In concluding that Canada is not doing a good job in protecting its environment, Boyd looks to what he terms the "root causes" of environmental degradation - population growth and over-consumption. As he moves into the final chapters of the book containing his "prescription", Boyd makes it clear that, in his view, more US style laws and regulations are not the answer insofar as they do not address those root causes of our current problems. Boyd ultimately suggests that we have two fundamental alternatives - to follow the American model of "enacting increasingly complex laws and regulations in an effort to mitigate the environmental impacts of an energy and resource-intensive industrial economy" - or to follow the model adopted by Sweden (and other European countries) by restructuring our economy to accommodate ecological limits and principles.

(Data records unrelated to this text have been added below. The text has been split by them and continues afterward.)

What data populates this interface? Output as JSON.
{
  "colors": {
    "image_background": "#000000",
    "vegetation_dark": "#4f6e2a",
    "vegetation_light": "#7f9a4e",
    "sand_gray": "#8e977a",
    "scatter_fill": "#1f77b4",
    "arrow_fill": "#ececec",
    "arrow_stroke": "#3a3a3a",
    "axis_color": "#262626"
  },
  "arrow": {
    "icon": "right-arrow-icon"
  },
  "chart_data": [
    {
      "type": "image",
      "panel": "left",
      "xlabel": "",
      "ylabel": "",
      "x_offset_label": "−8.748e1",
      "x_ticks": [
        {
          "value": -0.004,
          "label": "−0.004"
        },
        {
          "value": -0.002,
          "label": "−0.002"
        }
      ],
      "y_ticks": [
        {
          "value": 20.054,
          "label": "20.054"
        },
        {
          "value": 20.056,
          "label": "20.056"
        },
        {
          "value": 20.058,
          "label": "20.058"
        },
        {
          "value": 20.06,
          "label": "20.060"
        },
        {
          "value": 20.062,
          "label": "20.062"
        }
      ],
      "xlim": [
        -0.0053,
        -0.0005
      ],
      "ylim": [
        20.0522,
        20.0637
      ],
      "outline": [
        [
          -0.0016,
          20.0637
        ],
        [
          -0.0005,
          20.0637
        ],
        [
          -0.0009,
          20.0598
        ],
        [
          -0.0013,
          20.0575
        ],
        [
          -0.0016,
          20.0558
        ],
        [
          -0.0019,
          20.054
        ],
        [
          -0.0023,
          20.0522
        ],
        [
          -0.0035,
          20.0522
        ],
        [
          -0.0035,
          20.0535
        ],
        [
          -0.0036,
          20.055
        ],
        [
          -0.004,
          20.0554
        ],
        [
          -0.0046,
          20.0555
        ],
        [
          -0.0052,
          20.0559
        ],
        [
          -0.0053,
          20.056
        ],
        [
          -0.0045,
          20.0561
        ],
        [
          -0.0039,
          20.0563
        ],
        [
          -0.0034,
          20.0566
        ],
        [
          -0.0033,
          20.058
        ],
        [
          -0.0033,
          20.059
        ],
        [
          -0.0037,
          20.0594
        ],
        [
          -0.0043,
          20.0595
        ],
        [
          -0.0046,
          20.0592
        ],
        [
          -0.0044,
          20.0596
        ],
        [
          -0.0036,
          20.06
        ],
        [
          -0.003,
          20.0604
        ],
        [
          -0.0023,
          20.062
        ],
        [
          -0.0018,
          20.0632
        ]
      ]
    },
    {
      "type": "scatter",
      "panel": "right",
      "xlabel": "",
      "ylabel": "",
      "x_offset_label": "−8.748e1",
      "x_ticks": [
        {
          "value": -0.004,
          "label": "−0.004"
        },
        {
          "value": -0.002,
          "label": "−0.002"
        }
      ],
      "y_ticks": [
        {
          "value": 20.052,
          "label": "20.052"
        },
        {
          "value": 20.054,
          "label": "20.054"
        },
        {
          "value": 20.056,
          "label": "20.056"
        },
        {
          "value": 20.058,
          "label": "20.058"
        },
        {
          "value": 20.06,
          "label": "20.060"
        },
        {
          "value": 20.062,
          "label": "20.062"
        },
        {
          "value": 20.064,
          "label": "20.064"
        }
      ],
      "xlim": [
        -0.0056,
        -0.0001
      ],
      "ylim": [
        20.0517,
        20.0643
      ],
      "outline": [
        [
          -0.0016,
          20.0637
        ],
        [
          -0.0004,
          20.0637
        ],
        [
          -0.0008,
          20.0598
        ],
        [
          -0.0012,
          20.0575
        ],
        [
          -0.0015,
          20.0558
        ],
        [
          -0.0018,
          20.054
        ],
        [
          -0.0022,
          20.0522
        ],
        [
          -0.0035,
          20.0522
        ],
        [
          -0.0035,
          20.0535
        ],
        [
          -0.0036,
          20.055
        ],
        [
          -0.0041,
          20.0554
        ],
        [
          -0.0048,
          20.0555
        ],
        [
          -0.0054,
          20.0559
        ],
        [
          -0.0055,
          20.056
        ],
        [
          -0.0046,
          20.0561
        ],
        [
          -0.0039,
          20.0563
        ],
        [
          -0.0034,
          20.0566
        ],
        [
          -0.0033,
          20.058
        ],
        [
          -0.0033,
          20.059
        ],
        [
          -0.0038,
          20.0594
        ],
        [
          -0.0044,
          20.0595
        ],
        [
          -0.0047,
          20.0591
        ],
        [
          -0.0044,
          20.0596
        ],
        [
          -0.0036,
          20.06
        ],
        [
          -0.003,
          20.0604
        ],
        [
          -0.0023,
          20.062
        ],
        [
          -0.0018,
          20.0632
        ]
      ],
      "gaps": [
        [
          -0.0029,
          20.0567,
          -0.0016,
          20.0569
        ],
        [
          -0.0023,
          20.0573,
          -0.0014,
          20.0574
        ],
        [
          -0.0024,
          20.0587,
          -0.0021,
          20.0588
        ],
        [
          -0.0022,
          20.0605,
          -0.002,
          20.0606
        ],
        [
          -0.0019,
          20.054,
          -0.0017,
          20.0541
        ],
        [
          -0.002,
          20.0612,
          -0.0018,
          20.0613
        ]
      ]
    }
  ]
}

I take no issue with Boyd's examination and diagnosis, and am of the view that his detailed synthesis represents a useful contribution to the field. It is Boyd's "prescription" that raises questions for me.
I understand the philosophical appeal of a call for fundamental change, and do not disagree that stricter laws and regulations cannot achieve a truly sustainable future unless underlying problems such as over-consumption are addressed. But the fact remains that Canada is a country of evolution, not revolution. I wonder about the practical appeal of Boyd's stark alternatives beyond the traditional activist crowd. To be fair, Boyd does spend some time addressing practical tools for change (eg. "smart subsidies"), but his conclusion drifts away from that focus into a philosophical discussion about the need to "change values".
And perhaps I do join issue with Boyd's diagnosis to the extent that he labels the American approach a "failure" - in my opinion, there is much to be learned from the laws enacted south of the border; laws which have kept the most heavily industrialized country in the world from becoming a complete wasteland. I am also of the view that, in light of the fact that we have immersed ourselves in a free market economy, we should not be afraid to think about ways in which we can use the marketplace to effect environmental change. It is that type of incremental change which Canadians will ultimately embrace.
These concerns are particularly important because, in my view, this book will primarily be read by environmental lawyers, law students and academics. Unnatural Law falls somewhere in the grey area between textbook and popular work, and I suspect that the average citizen will not make his or her way through this book. For lawyers (and would-be lawyers) looking to effect change, a call for a change in values is of limited utility to them - they need to focus on specific ways in which to employ the tools available to them. As Unnatural Law makes clear, there will be no shortage of work for them in the years ahead.